A four-time Commonwealth Games gold medallist, Tewksbury won back-to-back gold medals in 1986 and 1990 in the 100m backstroke and 4x100m medley relay. He won seven medals at the Pan Pacific Games in 1987 (one gold, two silver), 1989 (one silver, one bronze) and 1991 (two silver). In an international swimming career that spanned eight years, Tewksbury won 21 national titles (11 individual, 10 relays) and set seven world records.

Born in Calgary, Tewksbury’s family moved to Texas when he was young and swimming was a way to escape the Texas heat. Returning to Calgary at age seven, he joined the Cascade Swim Club and starting to train seriously. Like many Canadians of his generation, Tewksbury was inspired by Montréal 1976. He made the national team in 1984 and joined the University of Calgary Dinos swim team while studying. Tewksbury retired from competitive swimming after Barcelona 1992 and pursued a career using his Olympic platform for change.

Tewksbury is recognized for his achievements in sport, public speaking and humanitarianism, becoming a highly sought after motivational speaker. Working with the International Olympic Committee (IOC) as an athlete representative, Tewksbury became a respected trailblazer and prominent advocate for the LGBTQ+ community worldwide after he came out publicly in 1998 as Canada’s first gay Olympian, even addressing the United Nations on the decriminalization of homosexuality. For his active humanitarianism and ethical leadership, Tewksbury was recognized by the University of Western Ontario with an honorary Doctorate of Laws and a honourary degree from the University of Calgary.

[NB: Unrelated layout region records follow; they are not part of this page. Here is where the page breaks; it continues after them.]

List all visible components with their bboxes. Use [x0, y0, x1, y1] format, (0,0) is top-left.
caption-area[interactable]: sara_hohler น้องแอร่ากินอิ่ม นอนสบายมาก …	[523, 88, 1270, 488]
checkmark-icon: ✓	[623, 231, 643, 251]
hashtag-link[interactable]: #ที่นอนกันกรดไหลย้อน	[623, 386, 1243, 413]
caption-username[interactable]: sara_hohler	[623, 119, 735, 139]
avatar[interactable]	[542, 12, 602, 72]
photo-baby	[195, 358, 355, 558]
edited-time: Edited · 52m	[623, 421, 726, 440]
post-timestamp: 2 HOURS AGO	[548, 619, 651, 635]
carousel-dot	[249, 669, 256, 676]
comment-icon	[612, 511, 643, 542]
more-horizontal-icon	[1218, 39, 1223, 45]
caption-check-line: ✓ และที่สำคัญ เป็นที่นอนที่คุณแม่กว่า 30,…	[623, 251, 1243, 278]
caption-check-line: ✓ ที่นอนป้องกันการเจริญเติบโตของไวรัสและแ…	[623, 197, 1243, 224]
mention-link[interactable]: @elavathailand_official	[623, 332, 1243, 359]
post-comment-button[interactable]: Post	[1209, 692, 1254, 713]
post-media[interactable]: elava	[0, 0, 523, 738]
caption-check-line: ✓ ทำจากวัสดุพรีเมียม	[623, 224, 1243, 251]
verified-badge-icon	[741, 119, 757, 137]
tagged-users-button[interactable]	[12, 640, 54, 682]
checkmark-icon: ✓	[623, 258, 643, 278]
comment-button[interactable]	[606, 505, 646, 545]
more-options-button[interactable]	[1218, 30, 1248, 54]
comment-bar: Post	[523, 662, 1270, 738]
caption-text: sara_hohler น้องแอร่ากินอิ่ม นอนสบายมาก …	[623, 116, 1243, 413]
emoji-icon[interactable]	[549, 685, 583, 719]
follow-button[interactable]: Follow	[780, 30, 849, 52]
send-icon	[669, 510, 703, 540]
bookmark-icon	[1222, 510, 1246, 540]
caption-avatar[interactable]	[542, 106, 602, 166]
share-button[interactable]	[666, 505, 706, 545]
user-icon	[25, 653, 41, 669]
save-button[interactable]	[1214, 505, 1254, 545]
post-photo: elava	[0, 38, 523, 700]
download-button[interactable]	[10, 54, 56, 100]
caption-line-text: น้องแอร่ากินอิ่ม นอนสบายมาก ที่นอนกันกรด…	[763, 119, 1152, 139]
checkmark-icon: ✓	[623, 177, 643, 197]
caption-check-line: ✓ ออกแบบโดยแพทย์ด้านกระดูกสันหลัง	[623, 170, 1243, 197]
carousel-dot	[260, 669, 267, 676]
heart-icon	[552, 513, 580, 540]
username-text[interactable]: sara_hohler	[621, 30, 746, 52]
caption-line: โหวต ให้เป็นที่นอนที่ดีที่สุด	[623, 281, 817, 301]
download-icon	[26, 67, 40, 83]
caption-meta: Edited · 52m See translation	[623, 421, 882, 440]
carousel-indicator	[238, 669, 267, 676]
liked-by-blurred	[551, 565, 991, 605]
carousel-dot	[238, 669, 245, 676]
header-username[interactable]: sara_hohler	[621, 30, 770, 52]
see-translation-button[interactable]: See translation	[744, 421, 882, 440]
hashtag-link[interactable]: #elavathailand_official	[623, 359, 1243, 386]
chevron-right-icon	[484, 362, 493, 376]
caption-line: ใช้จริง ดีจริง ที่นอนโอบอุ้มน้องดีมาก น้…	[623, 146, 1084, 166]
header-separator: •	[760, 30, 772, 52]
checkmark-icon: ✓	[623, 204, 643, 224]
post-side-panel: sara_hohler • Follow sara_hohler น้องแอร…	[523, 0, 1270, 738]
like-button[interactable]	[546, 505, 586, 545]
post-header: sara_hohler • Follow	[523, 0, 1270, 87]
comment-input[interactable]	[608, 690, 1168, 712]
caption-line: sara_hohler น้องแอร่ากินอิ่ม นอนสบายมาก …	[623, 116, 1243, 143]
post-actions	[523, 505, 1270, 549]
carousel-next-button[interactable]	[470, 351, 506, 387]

Comfortable in front of the camera, Tewksbury served as a broadcast analyst at several Olympic Games, was a regular contributor on CTV’s Canada AM, hosted several television programs, authored several books and appeared on the cover of Time Magazine. In 2012, he was the Chef de Mission of the Canadian Olympic team for the Games in London. Tewksbury won the Lou Marsh Award as the Canadian Athlete of the Year in 1992 and was four times awarded Swimming Canada’s male swimmer of the year. He has been inducted to the Canadian Olympic and Alberta Sports (1993), Canadian Sports (1995), International Swimming (2000), Canada’s Q and LGBT Human Rights (2009) Halls of Fame.